Laamu C’è un atollo, a sud di Malè che è a forma di cuore rovesciato. Si chiama Laamu ed è il luogo in cui io avrei dovuto abitare durante il primo anno della mia permanenza alle Maldive. Ma questo fa parte di una vita precedente, prima che il British Council decidesse di non finanziare più il progetto di decentralizzazione. Nonostante il mio lavoro sia ora a Malè, ho già avuto l’opportunità di andare a Laamu un paio di volte e constatare con i miei stessi occhi quanto sia diverso da tutti gli altri atolli che ho visitato. Con l’eccezione di Laamu e Addu (quest’ultimo è a sud dell’equatore, ma non ci sono mai andata), gli altri atolli sono costituiti da piccole isole separate tra loro dal mare - so che sembra ovvio, ma non è sempre così. Tra un’isola e un’altra ci possono essere chilometri o pochi metri, ma spesso la corrente forte dell’oceano rende impossibile l’attraversamento a nuoto ed è possibile andare da un posto all’altro solo in barca...se uno ce l’ha. Ci sono volontari di VSO che abitano e lavorano a pochi metri di mare da un’isola turistica, dove potrebbero trovare varietà di cibo, conversazione e intrattenimento, ma che non possono metterci piede in quanto non ci sono trasporti che li conducano lì.
Laamu e Addu sono eccezioni perchè la vicinanza delle isole e la poca profondità dei fondali sono tali da rendere possibile un collegamento.

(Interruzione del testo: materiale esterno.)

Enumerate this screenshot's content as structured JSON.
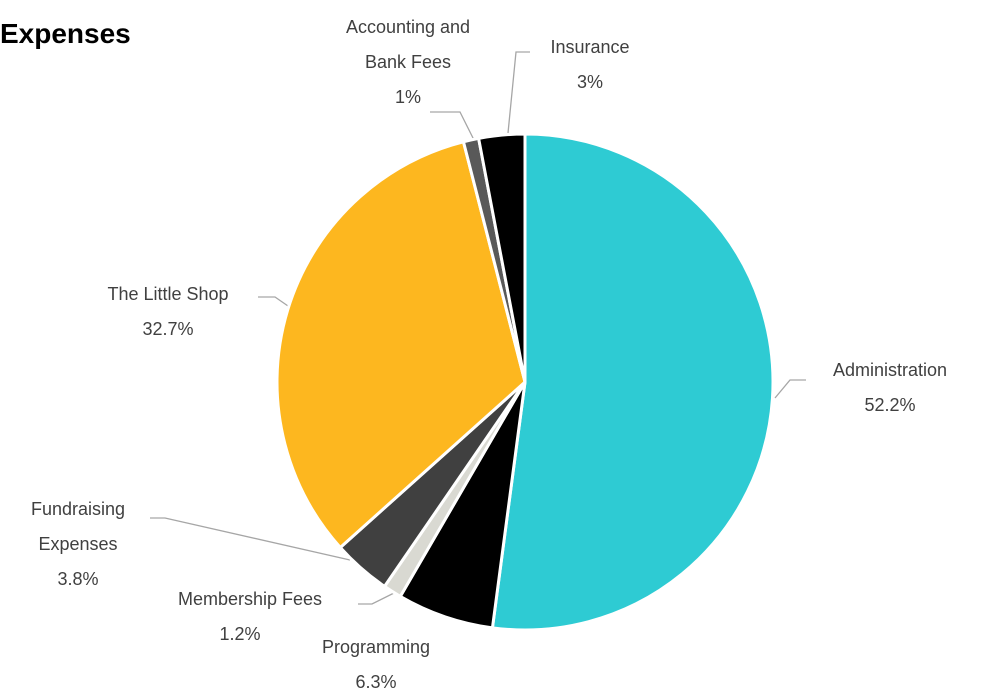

Infatti, di recente a Laamu sono state costruite strade che collegano 4 isole  creando un insieme di terraferma lungo 18km!! Arrivare a Laamu è uno choc, specie dopo aver abitato a Malè per qualche mese ed essersi abituate a vedere strade che finiscono dopo poche centinaia di metri; per di più, strade strette e piene di traffico. A Laamu invece le strade sono larghe e percorse ogni giorno da poche decine di motorini, biciclette, auto e dal recente arrivo di un autobus di linea. A Malè ci sono pochi alberi e quelli che ci sono devono combattere quotidianamente con la giungla di cemento che li circonda; Laamu è praticamente coperto di verde, a parte le zone residenziali che però includono esse stesse molta vegetazione. A Laamu non ci sono isole turistiche e l’economia è basata quasi esclusivamente sulla coltivazione di alberi di frutta tropicale e sulla pesca. A Maandhoo - una delle isole collegate - c’è persino un’industria di lavorazione del pesce.  Il mio nuovo atollo sembra molto particolare per tante cose, non solo per la sua lunghezza calpestabile senza uso di mezzi di navigazione, ma anche per un paio di caratteristiche insolite.

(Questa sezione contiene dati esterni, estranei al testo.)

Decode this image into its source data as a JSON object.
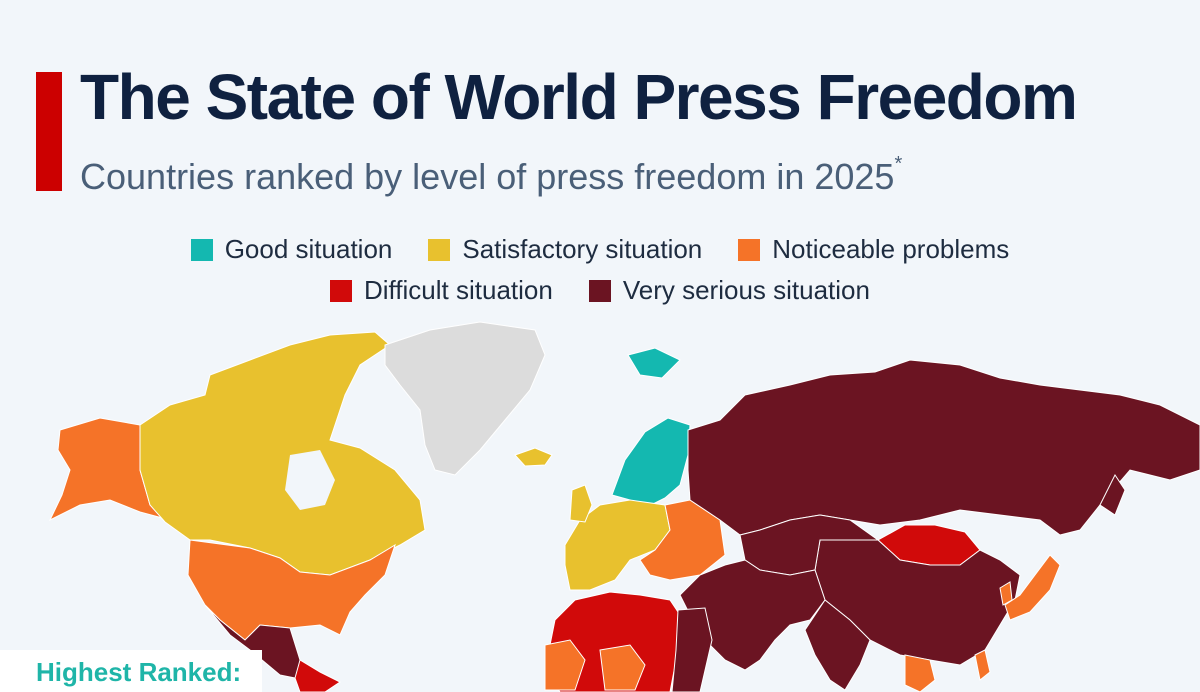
{
  "title": "The State of World Press Freedom",
  "subtitle": "Countries ranked by level of press freedom in 2025",
  "subtitle_footnote_mark": "*",
  "legend": [
    {
      "label": "Good situation",
      "color": "#14b8b0"
    },
    {
      "label": "Satisfactory situation",
      "color": "#e8c12e"
    },
    {
      "label": "Noticeable problems",
      "color": "#f57328"
    },
    {
      "label": "Difficult situation",
      "color": "#d10a0a"
    },
    {
      "label": "Very serious situation",
      "color": "#6b1422"
    }
  ],
  "colors": {
    "accent": "#cc0000",
    "no_data": "#dcdcdc",
    "background": "#f2f6fa",
    "title": "#0f2140"
  },
  "highest_ranked_label": "Highest Ranked:",
  "regions": [
    {
      "name": "Alaska",
      "category": "Noticeable problems"
    },
    {
      "name": "Canada",
      "category": "Satisfactory situation"
    },
    {
      "name": "Greenland",
      "category": "No data"
    },
    {
      "name": "United States",
      "category": "Noticeable problems"
    },
    {
      "name": "Mexico",
      "category": "Very serious situation"
    },
    {
      "name": "Central America",
      "category": "Difficult situation"
    },
    {
      "name": "Iceland",
      "category": "Satisfactory situation"
    },
    {
      "name": "Svalbard",
      "category": "Good situation"
    },
    {
      "name": "Scandinavia",
      "category": "Good situation"
    },
    {
      "name": "Western Europe",
      "category": "Satisfactory situation"
    },
    {
      "name": "Eastern Europe",
      "category": "Noticeable problems"
    },
    {
      "name": "Russia",
      "category": "Very serious situation"
    },
    {
      "name": "Mongolia",
      "category": "Difficult situation"
    },
    {
      "name": "China",
      "category": "Very serious situation"
    },
    {
      "name": "Japan",
      "category": "Noticeable problems"
    },
    {
      "name": "Middle East",
      "category": "Very serious situation"
    },
    {
      "name": "North Africa",
      "category": "Difficult situation"
    },
    {
      "name": "West Africa",
      "category": "Noticeable problems"
    },
    {
      "name": "Egypt",
      "category": "Very serious situation"
    },
    {
      "name": "Southeast Asia",
      "category": "Noticeable problems"
    }
  ]
}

A Moondhoo, un’isoletta più a nord, è possibile trovare dei reperti archeologici. Non moschee antiche distrutte o abbandonate, bensì rovine di tempi/templi buddisti che riconducono al periodo pre-Islam. Sembra infatti che Laamu sia stato l’ultimo atollo ad abbracciare la religione islamica e che la cerimonia di passaggio sia stata fatta due volte: la prima in cui i locali hanno fatto finta di partecipare volentieri per non contraddire le autorità in visita, per poi continuare a professare la religione buddista appena lasciati nuovamente soli. Il nome locale dell’atollo, Hadhdhumaathi, significa “estremo”, proprio in seguito alla resistenza dei maldiviani del posto nel convertirsi all’Islam.
L’altra particolarità è la presenza di un laghetto di acqua dolce, che se a noi non sembra poi una grande cosa, per i locali è una vera meraviglia della natura: circondati da milioni di tonnellate di acqua salata, avere un posto in cui si può fare il bagno (anche se io non lo raccomando visto che l’acqua è un po’ stagnante) senza trovarsi la salsedine in bocca, non è cosa da poco. Gira voce che l’acqua del laghetto faccia bene. Sarà, ma io mi limito a bere acqua piovana quando sono a Laamu!